As far as where this resides in the vehicle, Bahrouch points to the evolution of the E/E architecture as a starting point. “The traditional vehicles have their own domain-based architectures where all the ECUs and all the sensors are connected, which means the fusion is a big challenge. That architecture doesn’t support those types of activities. But with the shift toward zonal based architectures, where sensors that are located in the same corner are combined under one big processor, the zonal processor helps to gather all the information from different sensors to start doing the fusion. That means the information is processed locally, so it’s zonal, or through the high-speed Ethernet backbone that collects all the information from different angles and starts doing the fusion centralized in the center of the vehicle. I don’t know which one is going to be the mainstream approach, whether it’s going to be at the edge or on the zonal SoC, or the brain, or a combination of those. Will it do pre-processing before all the information is combined? This is an area that is now evolving. It’s quite a new area, so not all the stakeholders are disclosing their strategy.”

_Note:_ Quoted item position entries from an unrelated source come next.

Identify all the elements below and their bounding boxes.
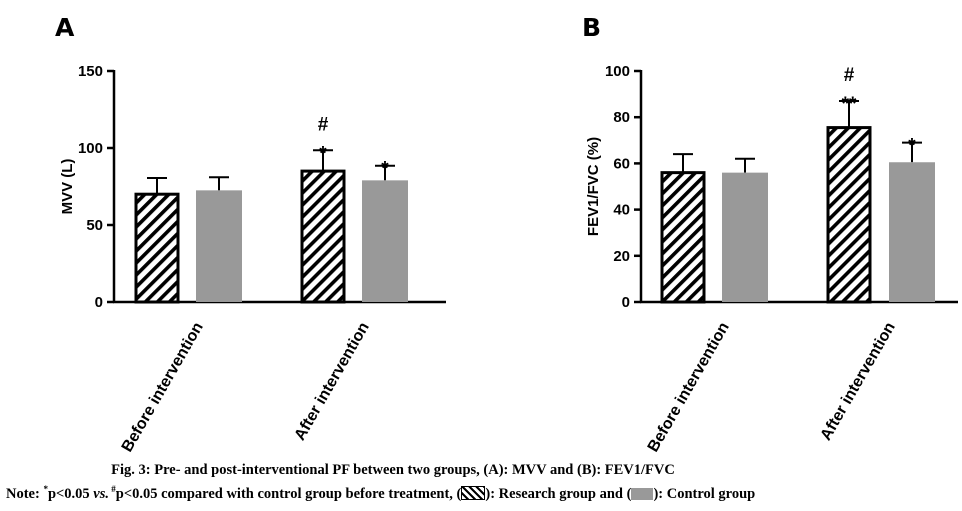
bar-control-after bbox=[889, 162, 935, 302]
note-part3: ): Research group and ( bbox=[485, 485, 632, 502]
significance-star: ** bbox=[842, 94, 857, 115]
bar-research-before bbox=[134, 192, 180, 304]
note-hash-sup: # bbox=[109, 484, 116, 494]
bar-control-after bbox=[362, 180, 408, 302]
y-tick-label-100: 100 bbox=[605, 63, 630, 80]
panel-letter-b: B bbox=[582, 13, 601, 42]
significance-star: * bbox=[319, 143, 327, 164]
category-label-after: After intervention bbox=[291, 320, 372, 444]
figure-note: Note: *p<0.05 vs. #p<0.05 compared with … bbox=[6, 484, 755, 503]
y-tick-label-80: 80 bbox=[613, 109, 630, 126]
y-tick-label-50: 50 bbox=[86, 217, 103, 234]
caption-title: Fig. 3: Pre- and post-interventional PF … bbox=[111, 462, 675, 478]
note-vs: vs. bbox=[93, 485, 109, 502]
category-label-before: Before intervention bbox=[119, 320, 207, 456]
significance-hash: # bbox=[318, 114, 329, 135]
figure: A 0 50 100 150 MVV (L) Before intervention Afte… bbox=[55, 13, 958, 455]
y-tick-label-0: 0 bbox=[95, 294, 103, 311]
y-tick-label-100: 100 bbox=[78, 140, 103, 157]
note-part2: p<0.05 compared with control group befor… bbox=[115, 485, 462, 502]
note-prefix: Note: bbox=[6, 485, 44, 502]
y-axis-title: FEV1/FVC (%) bbox=[585, 137, 602, 236]
significance-star: * bbox=[381, 159, 389, 180]
panel-b-chart: B 0 20 40 60 80 100 FEV1/FVC (%) Before interven… bbox=[582, 13, 958, 455]
bar-research-after bbox=[300, 169, 346, 304]
category-label-after: After intervention bbox=[817, 320, 898, 444]
bar-control-before bbox=[196, 190, 242, 302]
figure-caption: Fig. 3: Pre- and post-interventional PF … bbox=[111, 462, 675, 479]
y-tick-label-0: 0 bbox=[622, 294, 630, 311]
y-axis-title: MVV (L) bbox=[59, 159, 76, 215]
category-label-before: Before intervention bbox=[645, 320, 733, 456]
research-group-swatch bbox=[461, 485, 486, 500]
control-group-swatch bbox=[631, 487, 654, 500]
note-part4: ): Control group bbox=[653, 485, 756, 502]
bar-research-before bbox=[660, 171, 706, 304]
panel-letter-a: A bbox=[55, 13, 75, 42]
y-tick-label-60: 60 bbox=[613, 155, 630, 172]
note-star-sup: * bbox=[43, 484, 48, 494]
bar-control-before bbox=[722, 172, 768, 302]
y-tick-label-20: 20 bbox=[613, 248, 630, 265]
y-tick-label-40: 40 bbox=[613, 202, 630, 219]
bar-research-after bbox=[826, 126, 872, 304]
note-part1: p<0.05 bbox=[47, 485, 94, 502]
significance-hash: # bbox=[844, 65, 855, 86]
significance-star: * bbox=[908, 136, 916, 157]
panel-a-chart: A 0 50 100 150 MVV (L) Before intervention Afte… bbox=[55, 13, 446, 455]
y-tick-label-150: 150 bbox=[78, 63, 103, 80]
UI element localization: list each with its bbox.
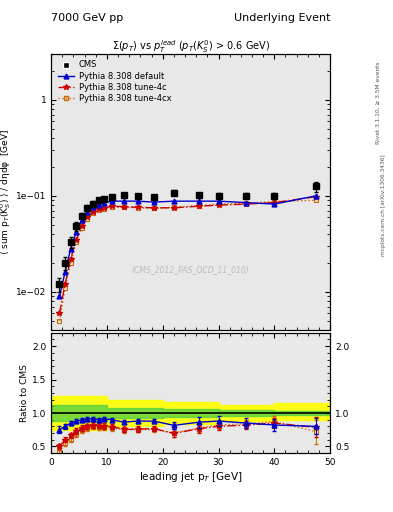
X-axis label: leading jet p$_T$ [GeV]: leading jet p$_T$ [GeV] — [139, 470, 242, 484]
Text: Rivet 3.1.10, ≥ 3.5M events: Rivet 3.1.10, ≥ 3.5M events — [376, 61, 380, 144]
Text: (CMS_2012_PAS_QCD_11_010): (CMS_2012_PAS_QCD_11_010) — [132, 265, 250, 274]
Text: mcplots.cern.ch [arXiv:1306.3436]: mcplots.cern.ch [arXiv:1306.3436] — [381, 154, 386, 255]
Y-axis label: ⟨ sum p$_T$(K$_S^0$) ⟩ / dηdφ  [GeV]: ⟨ sum p$_T$(K$_S^0$) ⟩ / dηdφ [GeV] — [0, 129, 13, 255]
Text: 7000 GeV pp: 7000 GeV pp — [51, 13, 123, 23]
Legend: CMS, Pythia 8.308 default, Pythia 8.308 tune-4c, Pythia 8.308 tune-4cx: CMS, Pythia 8.308 default, Pythia 8.308 … — [55, 58, 174, 105]
Text: Underlying Event: Underlying Event — [233, 13, 330, 23]
Title: $\Sigma(p_T)$ vs $p_T^{lead}$ ($p_T(K_S^0)$ > 0.6 GeV): $\Sigma(p_T)$ vs $p_T^{lead}$ ($p_T(K_S^… — [112, 38, 270, 55]
Y-axis label: Ratio to CMS: Ratio to CMS — [20, 364, 29, 422]
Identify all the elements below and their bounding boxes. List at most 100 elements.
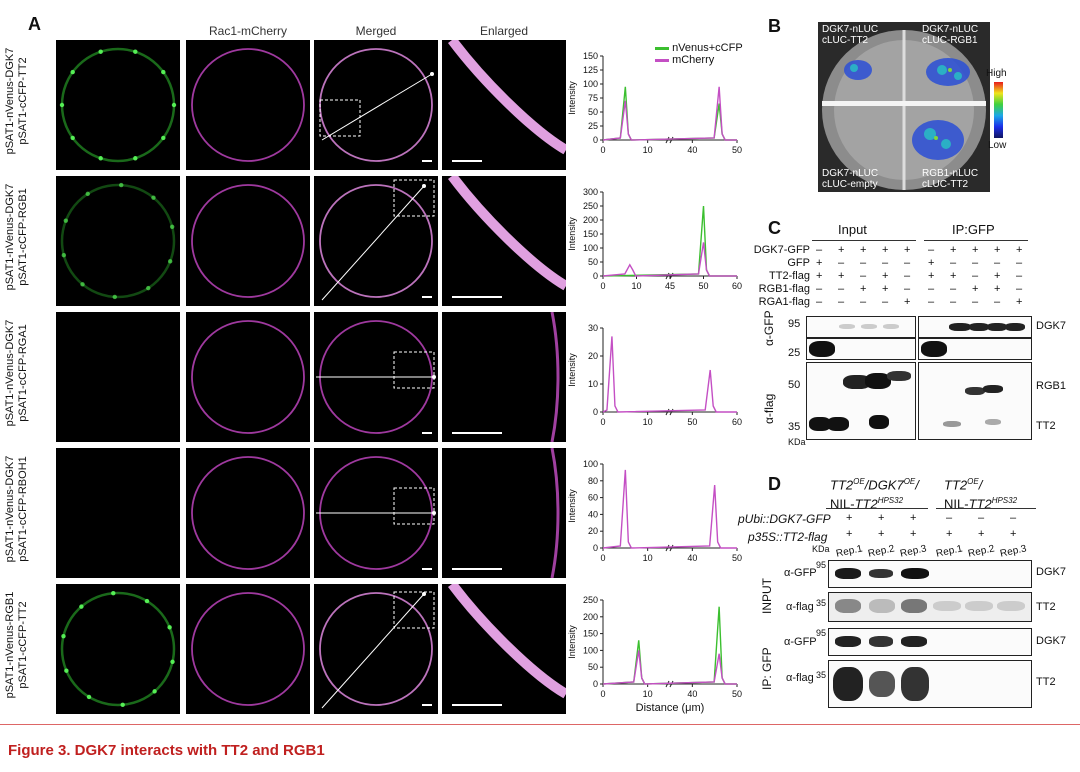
fluorescent-spot: [61, 253, 67, 258]
profile-arrow-head: [422, 184, 426, 188]
zoom-region-box: [393, 487, 435, 525]
panel-d-sign: +: [1010, 528, 1017, 540]
enlarged-membrane: [550, 312, 560, 442]
cell-membrane: [319, 592, 433, 706]
agfp-label-d2: α-GFP: [784, 636, 817, 648]
blot-input-flag: [806, 362, 916, 440]
y-tick-label: 80: [588, 476, 598, 486]
panel-c-sign: +: [950, 270, 957, 282]
cell-membrane: [191, 592, 305, 706]
x-tick-label: 50: [687, 417, 697, 427]
series-line-magenta: [602, 86, 737, 141]
scale-low-label: Low: [988, 140, 1007, 151]
y-tick-label: 150: [583, 51, 598, 61]
replicate-label: Rep.1: [935, 543, 964, 560]
panel-d-sign: +: [846, 512, 853, 524]
tt2-band-label-d1: TT2: [1036, 601, 1056, 613]
dgk7-band-label-d1: DGK7: [1036, 566, 1066, 578]
panel-c-sign: –: [838, 257, 845, 269]
micrograph-r3-c1: [56, 312, 180, 442]
panel-c-sign: –: [860, 270, 867, 282]
profile-chart-4: 0 20 40 60 80 100 Intensity 0 10 40 50: [567, 459, 742, 563]
x-tick-label: 40: [687, 145, 697, 155]
panel-c-sign: +: [904, 296, 911, 308]
profile-arrow: [321, 73, 433, 141]
series-line-green: [602, 205, 737, 277]
y-tick-label: 25: [588, 121, 598, 131]
panel-c-sign: –: [882, 257, 889, 269]
profile-arrow-head: [432, 375, 436, 379]
panel-c-sign: –: [950, 283, 957, 295]
luciferase-leaf-image: [818, 22, 990, 192]
fluorescent-spot: [61, 634, 66, 639]
panel-c-sign: +: [882, 244, 889, 256]
y-tick-label: 100: [583, 645, 598, 655]
micrograph-r3-c4: [442, 312, 566, 442]
panel-c-sign: –: [1016, 270, 1023, 282]
micrograph-r2-c2: [186, 176, 310, 306]
panel-c-sign: +: [838, 270, 845, 282]
y-tick-label: 150: [583, 629, 598, 639]
blot-d-ip-flag: [828, 660, 1032, 708]
profile-arrow-head: [432, 511, 436, 515]
x-tick-label: 10: [643, 553, 653, 563]
enlarged-membrane: [448, 40, 566, 155]
panel-c-sign: +: [882, 283, 889, 295]
dgk7-band-label-d2: DGK7: [1036, 635, 1066, 647]
input-line: [812, 240, 916, 241]
panel-c-sign: +: [882, 270, 889, 282]
scale-bar: [422, 432, 432, 434]
panel-c-sign: +: [860, 283, 867, 295]
panel-c-row-label: TT2-flag: [769, 270, 810, 282]
series-line-magenta: [602, 650, 737, 685]
micrograph-r1-c4: [442, 40, 566, 170]
y-tick-label: 50: [588, 662, 598, 672]
profile-arrow: [321, 593, 425, 709]
panel-d-letter: D: [768, 474, 781, 494]
scale-bar: [452, 568, 502, 570]
blot-d-input-flag: [828, 592, 1032, 622]
panel-c-sign: –: [1016, 283, 1023, 295]
x-tick-label: 50: [732, 553, 742, 563]
panel-c-sign: +: [860, 244, 867, 256]
micrograph-r4-c4: [442, 448, 566, 578]
mw-95-d2: 95: [816, 628, 827, 638]
fluorescent-spot: [64, 668, 69, 673]
panel-d-sign: +: [910, 528, 917, 540]
panel-d-sign: +: [946, 528, 953, 540]
panel-c-sign: –: [838, 296, 845, 308]
panel-c-sign: –: [838, 283, 845, 295]
blot-ip-gfp-95: [918, 316, 1032, 338]
y-axis-label: Intensity: [567, 489, 577, 523]
cell-membrane: [191, 456, 305, 570]
zoom-region-box: [393, 179, 435, 217]
x-tick-label: 10: [643, 689, 653, 699]
axis-break: [665, 136, 674, 144]
x-tick-label: 60: [732, 281, 742, 291]
cell-membrane: [191, 48, 305, 162]
series-line-magenta: [602, 469, 737, 549]
blot-d-input-gfp: [828, 560, 1032, 588]
aflag-label-d1: α-flag: [786, 601, 814, 613]
legend-green-swatch: [655, 46, 669, 50]
panel-c-sign: –: [816, 296, 823, 308]
blot-d-ip-gfp: [828, 628, 1032, 656]
panel-c-sign: –: [928, 283, 935, 295]
y-tick-label: 0: [593, 543, 598, 553]
y-axis-label: Intensity: [567, 353, 577, 387]
blot-input-gfp-95: [806, 316, 916, 338]
cell-membrane: [191, 184, 305, 298]
y-tick-label: 100: [583, 79, 598, 89]
leaf-label-tl: DGK7-nLUC cLUC-TT2: [822, 24, 879, 46]
panel-c-row-label: RGA1-flag: [758, 296, 810, 308]
leaf-label-tr: DGK7-nLUC cLUC-RGB1: [922, 24, 979, 46]
x-tick-label: 60: [732, 417, 742, 427]
panel-c-sign: –: [860, 296, 867, 308]
x-tick-label: 0: [600, 553, 605, 563]
fluorescent-spot: [120, 702, 125, 708]
panel-c-sign: +: [1016, 296, 1023, 308]
kda-label-d: KDa: [812, 544, 830, 554]
enlarged-membrane: [448, 176, 566, 291]
panel-a-letter: A: [28, 14, 41, 34]
profile-arrow-head: [422, 592, 426, 596]
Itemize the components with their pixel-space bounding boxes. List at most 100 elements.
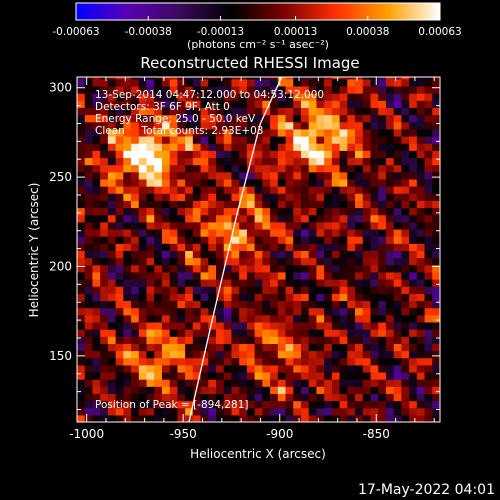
heatmap-cell	[169, 178, 178, 187]
heatmap-cell	[362, 336, 372, 344]
heatmap-cell	[223, 364, 233, 373]
heatmap-cell	[161, 329, 171, 337]
heatmap-cell	[154, 228, 163, 237]
heatmap-cell	[231, 221, 240, 230]
heatmap-cell	[324, 393, 333, 402]
heatmap-cell	[370, 93, 379, 101]
heatmap-cell	[293, 150, 302, 159]
heatmap-cell	[316, 178, 325, 187]
heatmap-cell	[131, 85, 140, 94]
heatmap-cell	[300, 314, 310, 323]
heatmap-cell	[246, 371, 256, 380]
heatmap-cell	[185, 407, 194, 416]
heatmap-cell	[100, 228, 109, 237]
heatmap-cell	[200, 150, 209, 159]
heatmap-cell	[378, 329, 387, 337]
heatmap-cell	[154, 236, 163, 244]
heatmap-cell	[409, 357, 418, 366]
heatmap-cell	[123, 193, 132, 201]
heatmap-cell	[300, 414, 310, 422]
heatmap-cell	[246, 121, 256, 130]
heatmap-cell	[424, 414, 433, 422]
heatmap-cell	[331, 400, 341, 409]
heatmap-cell	[293, 93, 302, 101]
heatmap-cell	[154, 100, 163, 108]
heatmap-cell	[416, 393, 426, 402]
heatmap-cell	[416, 264, 426, 273]
heatmap-cell	[185, 393, 194, 402]
heatmap-cell	[324, 414, 333, 422]
heatmap-cell	[385, 85, 395, 94]
heatmap-cell	[424, 157, 433, 166]
heatmap-cell	[77, 200, 86, 209]
heatmap-cell	[200, 121, 209, 130]
heatmap-cell	[154, 143, 163, 151]
heatmap-cell	[138, 157, 148, 166]
heatmap-cell	[107, 278, 117, 287]
heatmap-cell	[401, 178, 410, 187]
heatmap-cell	[432, 400, 440, 409]
heatmap-cell	[393, 200, 402, 209]
heatmap-cell	[385, 414, 395, 422]
heatmap-cell	[169, 300, 178, 309]
heatmap-cell	[115, 128, 124, 137]
heatmap-cell	[424, 278, 433, 287]
heatmap-cell	[138, 186, 148, 194]
heatmap-cell	[432, 336, 440, 344]
heatmap-cell	[355, 329, 364, 337]
heatmap-cell	[107, 321, 117, 330]
heatmap-cell	[385, 135, 395, 144]
heatmap-cell	[84, 100, 94, 108]
heatmap-cell	[393, 114, 402, 123]
heatmap-cell	[285, 121, 294, 130]
heatmap-cell	[146, 307, 155, 316]
heatmap-cell	[393, 77, 402, 80]
heatmap-cell	[84, 343, 94, 352]
heatmap-cell	[84, 78, 94, 87]
heatmap-cell	[308, 236, 318, 244]
heatmap-cell	[385, 77, 395, 80]
heatmap-cell	[339, 77, 348, 80]
heatmap-cell	[138, 193, 148, 201]
heatmap-cell	[416, 293, 426, 302]
heatmap-cell	[84, 164, 94, 173]
heatmap-cell	[223, 107, 233, 116]
heatmap-cell	[154, 121, 163, 130]
heatmap-cell	[308, 393, 318, 402]
heatmap-cell	[208, 364, 217, 373]
heatmap-cell	[308, 407, 318, 416]
heatmap-cell	[123, 350, 132, 359]
heatmap-cell	[216, 178, 225, 187]
heatmap-cell	[378, 286, 387, 294]
heatmap-cell	[262, 100, 271, 108]
heatmap-cell	[138, 329, 148, 337]
heatmap-cell	[355, 257, 364, 266]
heatmap-cell	[92, 200, 101, 209]
heatmap-cell	[308, 114, 318, 123]
heatmap-cell	[270, 93, 279, 101]
heatmap-cell	[208, 386, 217, 394]
heatmap-cell	[146, 278, 155, 287]
heatmap-cell	[300, 386, 310, 394]
heatmap-cell	[123, 336, 132, 344]
heatmap-cell	[300, 364, 310, 373]
heatmap-cell	[362, 329, 372, 337]
heatmap-cell	[200, 286, 209, 294]
heatmap-cell	[138, 114, 148, 123]
heatmap-cell	[385, 171, 395, 180]
heatmap-cell	[169, 350, 178, 359]
heatmap-cell	[324, 407, 333, 416]
heatmap-cell	[138, 286, 148, 294]
heatmap-cell	[409, 400, 418, 409]
heatmap-cell	[316, 143, 325, 151]
heatmap-cell	[123, 393, 132, 402]
heatmap-cell	[161, 171, 171, 180]
heatmap-cell	[355, 343, 364, 352]
heatmap-cell	[107, 364, 117, 373]
heatmap-cell	[100, 236, 109, 244]
heatmap-cell	[223, 371, 233, 380]
heatmap-cell	[107, 236, 117, 244]
heatmap-cell	[401, 329, 410, 337]
heatmap-cell	[115, 393, 124, 402]
heatmap-cell	[154, 407, 163, 416]
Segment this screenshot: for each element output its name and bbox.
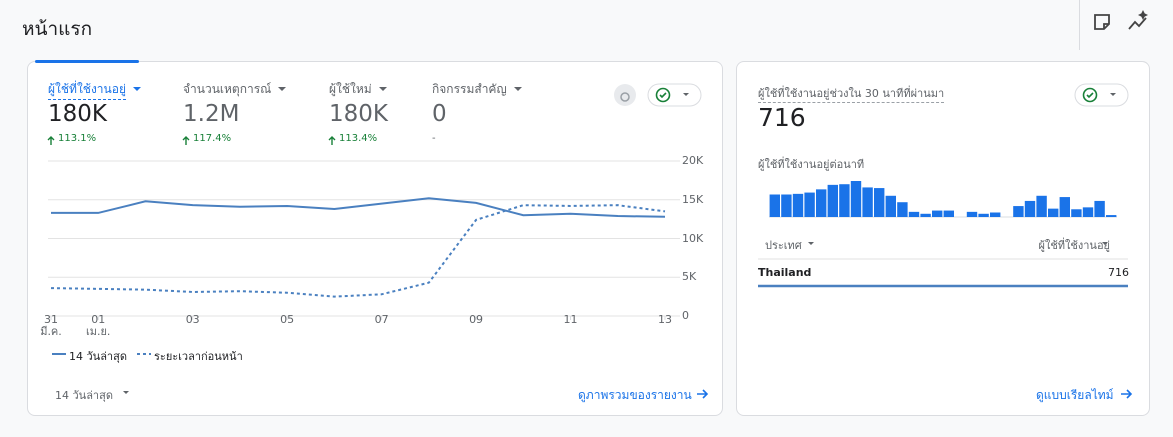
bar: [920, 213, 931, 217]
bar: [839, 184, 850, 217]
y-tick-label: 20K: [682, 154, 704, 167]
bar: [1059, 197, 1070, 217]
check-mark: [1086, 92, 1094, 99]
bar: [792, 193, 804, 217]
bar: [804, 192, 815, 217]
link-arrow[interactable]: [697, 389, 709, 399]
bar: [1082, 207, 1094, 217]
bar: [978, 213, 989, 217]
bar: [990, 212, 1001, 217]
realtime-link[interactable]: ดูแบบเรียลไทม์: [1036, 388, 1114, 402]
date-range-dropdown[interactable]: 14 วันล่าสุด: [55, 389, 113, 402]
active-tab-indicator: [35, 60, 139, 63]
bar: [781, 194, 792, 217]
bar: [1036, 195, 1047, 217]
bar: [862, 187, 873, 217]
dropdown-caret[interactable]: [123, 391, 129, 394]
dropdown-caret: [1102, 242, 1108, 245]
x-tick-label: 09: [469, 313, 484, 326]
insights-icon[interactable]: [1128, 9, 1149, 30]
dropdown-caret: [379, 87, 387, 91]
bar: [885, 195, 896, 217]
report-link[interactable]: ดูภาพรวมของรายงาน: [578, 388, 692, 402]
dropdown-caret: [278, 87, 286, 91]
bar: [1106, 215, 1117, 217]
bar-chart-title: ผู้ใช้ที่ใช้งานอยู่ต่อนาที: [758, 158, 865, 171]
metric-change: 113.1%: [58, 133, 97, 144]
metric-value: 180K: [329, 101, 388, 127]
dropdown-caret: [808, 242, 814, 245]
x-tick-label: 07: [374, 313, 389, 326]
metric-label[interactable]: จำนวนเหตุการณ์: [183, 82, 272, 96]
check-icon: [655, 87, 671, 103]
metric-change: 113.4%: [339, 133, 378, 144]
bar: [1071, 209, 1082, 217]
metric-value: 1.2M: [183, 101, 240, 127]
realtime-title: ผู้ใช้ที่ใช้งานอยู่ช่วงใน 30 นาทีที่ผ่าน…: [758, 84, 945, 103]
x-tick-label: 11: [563, 313, 578, 326]
check-mark: [659, 92, 667, 99]
series-line: [50, 204, 666, 298]
dropdown-caret: [1110, 93, 1116, 96]
bar: [816, 189, 827, 217]
x-tick-label: 13: [658, 313, 672, 326]
metric-label[interactable]: กิจกรรมสำคัญ: [432, 82, 507, 96]
badge-icon[interactable]: [614, 84, 636, 106]
metric-change: 117.4%: [193, 133, 232, 144]
dropdown-caret: [683, 93, 689, 96]
y-tick-label: 5K: [682, 270, 697, 284]
realtime-card: [736, 61, 1150, 416]
check-icon: [1082, 87, 1098, 103]
x-tick-label: 31 มี.ค.: [40, 313, 62, 338]
bar: [874, 188, 885, 217]
bar: [908, 211, 920, 217]
x-tick-label: 03: [185, 313, 200, 326]
bar: [1024, 200, 1036, 217]
bar: [850, 181, 862, 217]
legend-label: 14 วันล่าสุด: [69, 350, 127, 363]
x-tick-label: 05: [280, 313, 295, 326]
bar: [943, 210, 954, 217]
bar: [769, 194, 780, 217]
table-cell: Thailand: [758, 266, 812, 279]
bar: [827, 184, 838, 217]
realtime-value: 716: [758, 103, 806, 132]
y-tick-label: 10K: [682, 231, 704, 245]
page-title: หน้าแรก: [22, 18, 93, 40]
x-tick-label: 01 เม.ย.: [85, 313, 111, 338]
metric-value: 0: [432, 101, 447, 127]
legend-label: ระยะเวลาก่อนหน้า: [154, 350, 243, 363]
bar: [932, 210, 943, 217]
y-tick-label: 15K: [682, 192, 704, 206]
metric-value: 180K: [48, 101, 107, 127]
up-arrow: [328, 136, 336, 145]
badge-icon-glyph: [620, 92, 630, 102]
bar: [1048, 208, 1059, 217]
bar: [1094, 200, 1105, 217]
table-header[interactable]: ผู้ใช้ที่ใช้งานอยู่: [1038, 239, 1111, 252]
dropdown-caret: [514, 87, 522, 91]
bar: [897, 202, 908, 217]
bar: [1013, 206, 1024, 217]
up-arrow: [182, 136, 190, 145]
notes-icon[interactable]: [1094, 14, 1110, 30]
link-arrow[interactable]: [1121, 389, 1133, 399]
up-arrow: [47, 136, 55, 145]
table-cell: 716: [1108, 266, 1129, 279]
divider: [1079, 0, 1080, 50]
metric-label[interactable]: ผู้ใช้ที่ใช้งานอยู่: [48, 80, 126, 100]
dropdown-caret: [133, 87, 141, 91]
series-line: [51, 197, 666, 218]
metric-label[interactable]: ผู้ใช้ใหม่: [329, 82, 372, 96]
y-tick-label: 0: [682, 309, 689, 322]
table-header[interactable]: ประเทศ: [765, 239, 802, 252]
metric-change: -: [432, 133, 436, 144]
bar: [966, 211, 978, 217]
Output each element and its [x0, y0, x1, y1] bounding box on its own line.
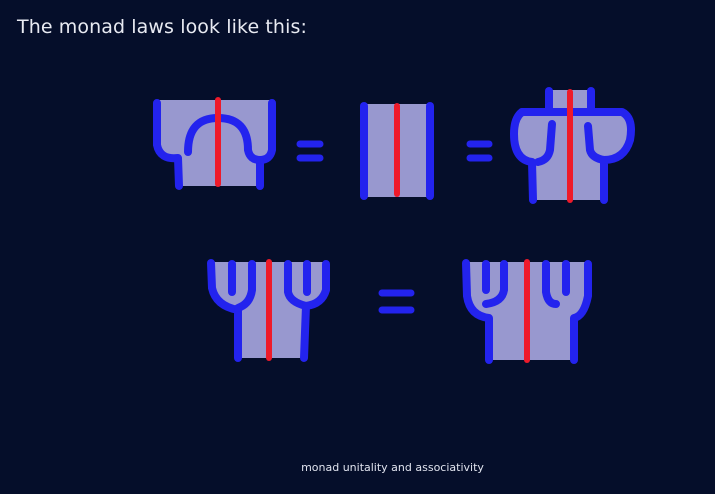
right-unit-diagram: [510, 87, 635, 204]
slide-title: The monad laws look like this:: [17, 16, 307, 38]
equals-sign-2: [466, 140, 493, 162]
equals-sign: [296, 140, 324, 162]
left-unit-diagram: [153, 97, 276, 190]
associativity-right-diagram: [462, 259, 592, 364]
associativity-left-diagram: [207, 259, 330, 362]
equals-sign-3: [378, 289, 415, 314]
unitality-equation: [153, 87, 635, 204]
identity-diagram: [360, 102, 434, 200]
associativity-equation: [207, 259, 592, 364]
slide-caption: monad unitality and associativity: [301, 461, 484, 474]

There is widespread agreement, however, that the continued integration of lidar, radar, and camera sensors will make vehicles safer. “Advanced sensors will make a significant impact on ADAS solutions by providing more accurate data and improving safety maneuvers, from lane-keep-assist to auto parking and braking,” said Wayne Lyons, senior director of marketing for AMD’s Automotive Segment. “As the number and different types of sensors within the vehicle, such as cameras, radar and lidar, continues to rise each year, pioneering companies like Waymo have already logged millions of autonomous miles in vehicles that leverage all three technologies. In addition, emerging EV companies in China are leveraging advanced sensors like lidar to differentiate their safety offering in the fiercely competitive EV market. To achieve the real-time performance required so the various sensor data can be used in real-world driving situations, developers will need a flexible architecture that can provide the necessary performance with functional safety, all on a single chip.”

4D radar
The move to 4D radar will further increase the amount of sensor data to be fused, Synopsys’ DiGiuseppe said. “The transition to 4D radar is increasing the amount of DSPs, and it’s also being channelized. Instead of just one-reflection data, you can have channelized data, so you get multiple radar reflections using virtualized channels. That provides a more extensive data set, so it’s no longer just a single radar bounce-back. Since it’s channelized, it’s closer to the lidar approach. In lidar technology, you get a point cloud, which typically gives you much more data. That’s one of its advantages over radar. Lidar gives you higher resolution. Plus, you have 128- and 256-channel lidar. Radar is starting to add channelization, too, so the radar data is getting higher resolution, and that allows you to identify objects using a radar data set, just like a camera image.”

AI processors are used here to identify the image. “It’s a dog, it’s a tree, it’s a person,” DiGiuseppe said. “Radars are starting to be able to give you that capability, as well, although certainly not as high-resolution as a camera system because it’s a different problem to solve. While cameras do have some limitations, like at night, under darkness, or in rain or fog or heavy snow, and they still have gaps in terms of object detection identification. Radar now provides these data sets that are a good complement to cameras under those conditions where cameras are not ideal, so the amount of information that is being extracted from these 4D radars is much more useful for ADAS systems. You can do object detection using radar now, which is new.

Conclusion
While sensor fusion technology has advanced significantly, its implementation in automotive systems continues to evolve. The trend is toward more intelligent, distributed processing, along with standardized communication of object data. These concepts seem clear, although implementation is still evolving. Nevertheless, as vehicles in development today get closer to hitting the road, further details should emerge from the OEMs as to the direction this technology is heading.